Les règles générales

Dans le cadre d’une succession et après abattements, l’administration fiscale demande aux héritiers de régler des impôts selon un barème précis. Les abattements sont plus ou moins importants selon la situation familiale et la qualité du bien immobilier.
Seul le conjoint restant, marié ou pacsé, bénéficie d’une exonération totale. Dans les autres cas, un forfait abattement est appliqué aux autres membres de la famille par ordre de parenté en commençant par les enfants, les frères et sœurs, les nièces et les neveux… D’autres situations peuvent se présenter comme, par exemple, un héritier en situation de handicap qui bénéficie dans ce cas d’un abattement supplémentaire.

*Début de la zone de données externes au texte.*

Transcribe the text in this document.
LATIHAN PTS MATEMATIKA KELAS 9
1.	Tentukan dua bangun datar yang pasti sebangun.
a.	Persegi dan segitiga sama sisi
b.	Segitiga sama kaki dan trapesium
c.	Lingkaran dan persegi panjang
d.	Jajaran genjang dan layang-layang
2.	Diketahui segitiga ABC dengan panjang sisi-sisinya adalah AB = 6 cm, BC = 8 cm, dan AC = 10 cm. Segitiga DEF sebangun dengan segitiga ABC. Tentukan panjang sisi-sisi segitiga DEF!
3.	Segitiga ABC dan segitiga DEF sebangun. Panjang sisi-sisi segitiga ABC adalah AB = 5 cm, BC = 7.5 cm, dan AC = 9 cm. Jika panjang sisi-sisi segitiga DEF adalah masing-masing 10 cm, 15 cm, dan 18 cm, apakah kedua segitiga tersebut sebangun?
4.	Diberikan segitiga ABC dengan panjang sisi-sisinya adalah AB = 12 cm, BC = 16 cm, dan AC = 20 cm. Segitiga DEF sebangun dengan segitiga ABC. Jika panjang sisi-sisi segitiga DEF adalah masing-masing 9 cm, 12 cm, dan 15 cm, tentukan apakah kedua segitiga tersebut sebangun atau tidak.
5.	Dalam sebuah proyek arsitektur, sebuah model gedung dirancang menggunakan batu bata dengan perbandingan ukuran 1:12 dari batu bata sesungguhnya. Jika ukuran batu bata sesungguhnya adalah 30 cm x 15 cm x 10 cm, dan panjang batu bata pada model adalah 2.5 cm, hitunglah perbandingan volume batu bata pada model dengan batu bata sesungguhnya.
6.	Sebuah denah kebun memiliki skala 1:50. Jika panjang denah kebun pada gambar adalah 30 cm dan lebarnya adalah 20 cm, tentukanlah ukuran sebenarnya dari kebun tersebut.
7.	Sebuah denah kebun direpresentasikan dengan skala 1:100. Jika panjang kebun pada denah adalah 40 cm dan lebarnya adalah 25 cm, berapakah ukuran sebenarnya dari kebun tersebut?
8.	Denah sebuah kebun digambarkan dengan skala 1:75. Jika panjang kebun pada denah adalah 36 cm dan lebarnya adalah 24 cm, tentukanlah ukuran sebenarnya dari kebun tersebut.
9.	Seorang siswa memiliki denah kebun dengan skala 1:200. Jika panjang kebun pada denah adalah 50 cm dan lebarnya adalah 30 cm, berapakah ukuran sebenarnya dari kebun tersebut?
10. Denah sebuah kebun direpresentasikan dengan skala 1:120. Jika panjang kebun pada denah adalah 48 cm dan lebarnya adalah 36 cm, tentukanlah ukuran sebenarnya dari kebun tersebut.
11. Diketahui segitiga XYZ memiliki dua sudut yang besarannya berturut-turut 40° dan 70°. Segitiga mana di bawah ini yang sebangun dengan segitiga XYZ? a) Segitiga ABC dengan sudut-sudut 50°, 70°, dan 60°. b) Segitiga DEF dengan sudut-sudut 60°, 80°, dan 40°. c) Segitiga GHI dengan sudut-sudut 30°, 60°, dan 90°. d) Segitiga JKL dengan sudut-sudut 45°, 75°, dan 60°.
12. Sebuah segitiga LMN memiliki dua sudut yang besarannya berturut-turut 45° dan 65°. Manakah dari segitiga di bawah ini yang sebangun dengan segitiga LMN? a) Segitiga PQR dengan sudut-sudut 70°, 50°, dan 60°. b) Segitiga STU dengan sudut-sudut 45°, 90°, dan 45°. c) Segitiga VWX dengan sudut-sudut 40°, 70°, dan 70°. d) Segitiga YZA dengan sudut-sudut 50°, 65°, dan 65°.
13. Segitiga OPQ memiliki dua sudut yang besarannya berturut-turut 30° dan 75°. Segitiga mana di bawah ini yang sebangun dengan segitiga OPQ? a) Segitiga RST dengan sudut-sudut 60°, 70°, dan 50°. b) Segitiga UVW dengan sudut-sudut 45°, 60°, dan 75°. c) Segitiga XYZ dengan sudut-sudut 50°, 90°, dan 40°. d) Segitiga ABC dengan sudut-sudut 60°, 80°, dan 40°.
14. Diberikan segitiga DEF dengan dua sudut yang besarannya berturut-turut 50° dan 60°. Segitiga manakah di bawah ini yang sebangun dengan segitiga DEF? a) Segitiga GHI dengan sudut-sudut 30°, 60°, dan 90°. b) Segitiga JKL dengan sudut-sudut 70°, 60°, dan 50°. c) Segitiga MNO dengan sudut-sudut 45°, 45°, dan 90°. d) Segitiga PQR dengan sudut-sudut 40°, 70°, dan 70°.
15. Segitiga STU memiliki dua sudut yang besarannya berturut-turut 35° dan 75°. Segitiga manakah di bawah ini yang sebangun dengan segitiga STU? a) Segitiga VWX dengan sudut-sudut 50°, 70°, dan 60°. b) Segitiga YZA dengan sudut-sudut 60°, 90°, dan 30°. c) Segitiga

Les biens immobiliers sont également sujets à des abattements selon leur année d’acquisition, leur état (neuf ou ancien) ou leur destination (résidence principale, location…). Quel que soit le cas de figure, il faut tenir compte du domicile fiscal du défunt et de l’héritier car la règlementation en matière de succession immobilière à l’étranger est parfois différente.

Les abattements en matière de succession immobilière

  • Abattements sur les logements neufs

Les dispositifs fiscaux actuels permettent des allègements en matière de droits de succession pour les logements neufs. La loi de finances 2015 permet un abattement d’un montant plafonné à 46.000 euros par part pour les biens immobiliers neufs selon leur date d’achat et de construction. Cet avantage peut être cumulé avec d’autres abattements notamment ceux concernant le lien de parenté (parent/enfant, frère/sœur…).

Pour obtenir cette exonération partielle, il doit s’agir d’une première transmission. Selon la configuration, certains engagements sont obligatoires pour obtenir le droit à l’abattement (habitation principale, locative…).

Bon à savoir
Attention à ne pas confondre succession et donation, car les abattements sont différents. Pour obtenir plus de renseignements, les bénéficiaires peuvent se tourner vers les services des Impôts ou vers un notaire.

  • Abattements sur les logements anciens

Un bien immobilier ancien (achevé depuis plus de 5 ans) acheté entre le 1er août 1994 et le 31 décembre 1996 bénéficie également d’un droit à l’abattement. Le montant est égal au trois quarts de la valeur du bien immobilier avec un plafonnement à 46.000 euros par part pour une première transmission. Les garages attenants au bien immobilier entrent également dans l’exonération.
Les monuments historiques sont un cas particulier et bénéficient quant à eux d’une exonération totale lors d’une succession grâce à une convention mise en place par les Ministères des Finances et de la Culture.

Article rédigé en Avril 2015. Les données sont susceptibles d'évoluer.